William Blair & Company, which manages about $100 billion in assets, cut its positions in the Turkish lira citing the possibility of another political crisis with the United States.
Turkey probably won’t back down from plans this year to purchase S-400 air defence missiles from Russia and the United States is unlikely to drop its opposition to the plans, raising the spectre of new economic sanctions on Turkey, said Thomas Clarke, partner and portfolio manager for William Blair’s Dynamic Allocation Strategies team.
“U.S. President Donald Trump has not intervened directly in this issue to date but may do so,” Clarke said in comments published by Guru Focus. “The U.S. doesn’t have much to lose from escalating disagreement.”
Turkey’s overheating economy was tipped into a currency crisis last summer after President Recep Tayyip Erdoğan refused to release U.S. pastor Andrew Brunson from custody on terrorism charges, prompting Trump to impose economic sanctions on the NATO member. The lira slumped to a record low against the dollar in August, losing almost a third of its value last year. The economy is now in a recession.

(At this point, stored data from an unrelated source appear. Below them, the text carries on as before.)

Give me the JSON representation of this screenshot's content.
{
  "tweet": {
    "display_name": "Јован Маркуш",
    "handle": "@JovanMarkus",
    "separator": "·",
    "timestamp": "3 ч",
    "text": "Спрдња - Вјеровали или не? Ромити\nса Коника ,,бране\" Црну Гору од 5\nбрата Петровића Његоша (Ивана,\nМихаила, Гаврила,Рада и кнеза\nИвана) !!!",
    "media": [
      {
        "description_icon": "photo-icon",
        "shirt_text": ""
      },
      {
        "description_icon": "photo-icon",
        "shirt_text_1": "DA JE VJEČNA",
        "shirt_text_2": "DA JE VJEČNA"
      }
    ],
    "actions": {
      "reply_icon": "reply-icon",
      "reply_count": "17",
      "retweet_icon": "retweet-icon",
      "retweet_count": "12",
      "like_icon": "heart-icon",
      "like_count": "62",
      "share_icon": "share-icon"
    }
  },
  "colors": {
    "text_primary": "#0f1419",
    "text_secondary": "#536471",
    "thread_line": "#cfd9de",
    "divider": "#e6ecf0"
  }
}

Clarke said that while slowing inflation and tight monetary policy – the central bank has kept interest rates at 24 percent since September – are favourable for the lira, the Chicago-based investment company has still lowered its exposure.
“There is now a growing chance that geopolitical risks will rise in a repeat of last summer, with a Trump versus Erdoğan confrontation on the defence issue,” he said. “We’re still long, but given these geopolitical risks, our position is now reduced.
“We will watch the situation and consider increasing our position at more attractive levels if this geopolitical issue creates a bigger opportunity.”
The lira fell 0.2 percent to 5.477 per dollar at 1:28 p.m. in istanbul on Tuesday, extending losses this year to 3.4 percent.